We especially liked the signs coming into interchanges that told us what food or lodging was available there.  We did comment many times on how we wished the signs were larger so we could see them longer.  When five, six, eight or more establishments were crowded onto a sign, it was nearly impossible for our growing older eyes to process them.

Some states even had huge billboards remaining along the way.  Yup, I'll agree those huge signs were a blight on the landscape, but nevertheless, they did make finding and deciding on destinations much easier.  I didn't really miss the signs until we began to travel and find ourselves looking for answers.

Mr. Mills suggested in the WCSh6 story that the most of the needs were resolved as most travelers now use smart phones, or GPS systems to guide them to various places.  I don't have a smart phone but I do have both a DeLorme GPS receiver connected to a laptop computer and now the even easier to use Garmin.  I did like the DeLorme mapping program on the computer better than the Garmin only because the display was bigger.

Nevertheless, I still, and did with the electronic helpers too, rely on the signage to help me find destinations.

Mr. Mills and his group are not saying that all signs must be eliminated but there's quite a list that could disappear.  That list was published late Wednesday on the Press Herald's web page.  I think you can find a story about the signs there, also, but you may have to do some navigating to find it.

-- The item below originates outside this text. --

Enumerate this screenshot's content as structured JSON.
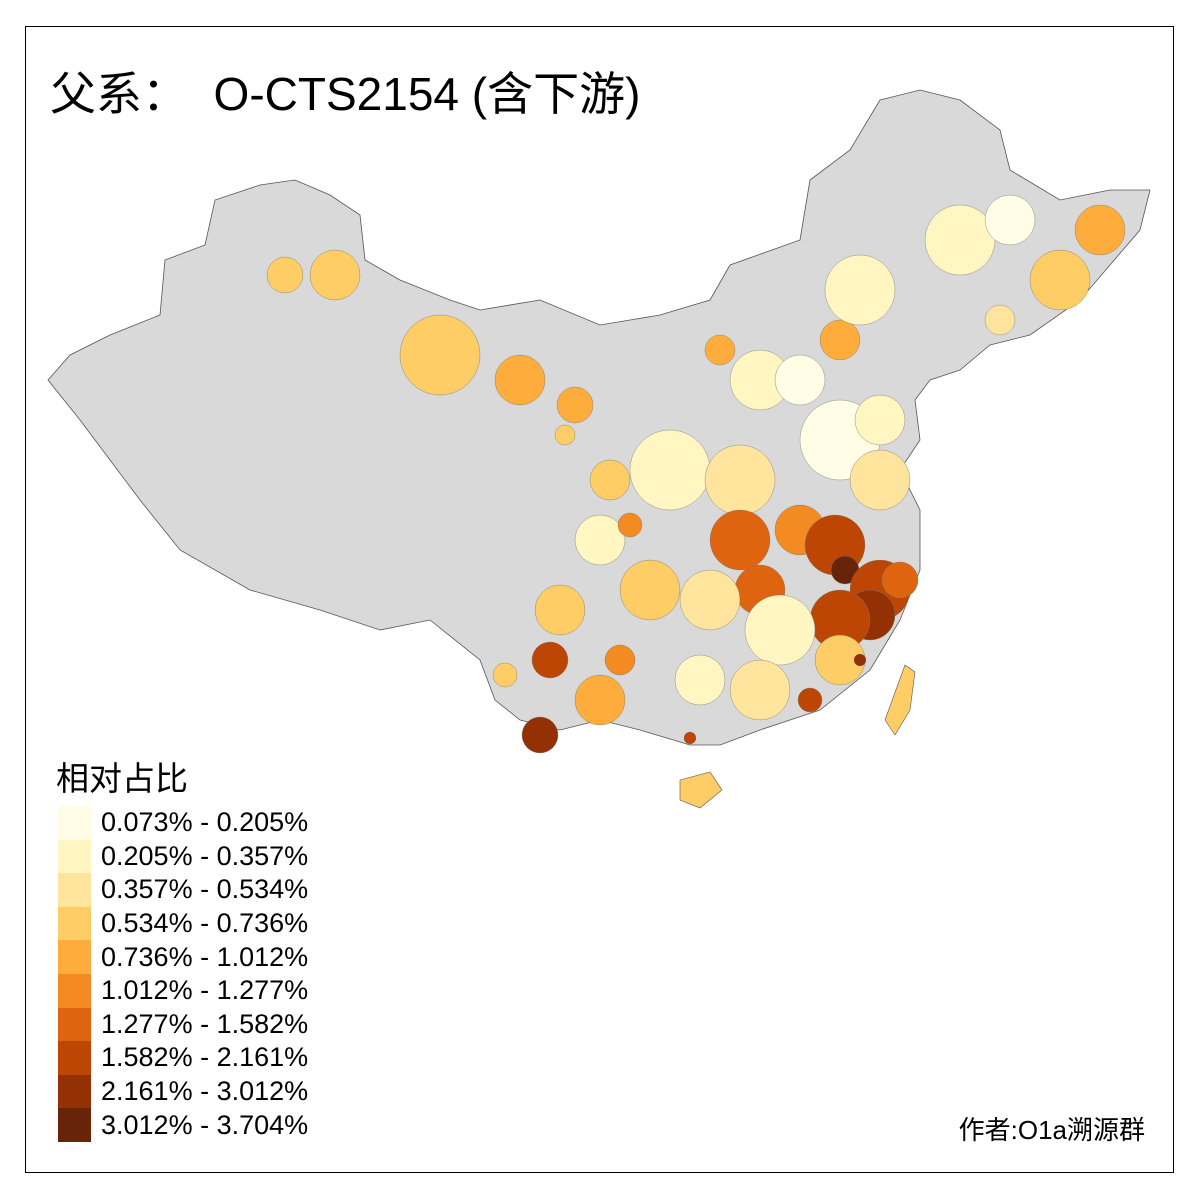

Many of the signs are for schools and businesses but I personally don't find them objectionable.  Many of them are for places not really close to an interchange but so what?  They are where they tell me it's time to leave the Interstate to find them.  The ones I see are mostly informational.  If they once again become those huge gaudy signs, then I might change my mind.

Naturally some communities and businesses are objecting to the potential loss of the signs and I don't blame them.  The solution, if Mr. Mills and his group want a way out, is to get our congressional critters to do something for Maine and get the rules changed.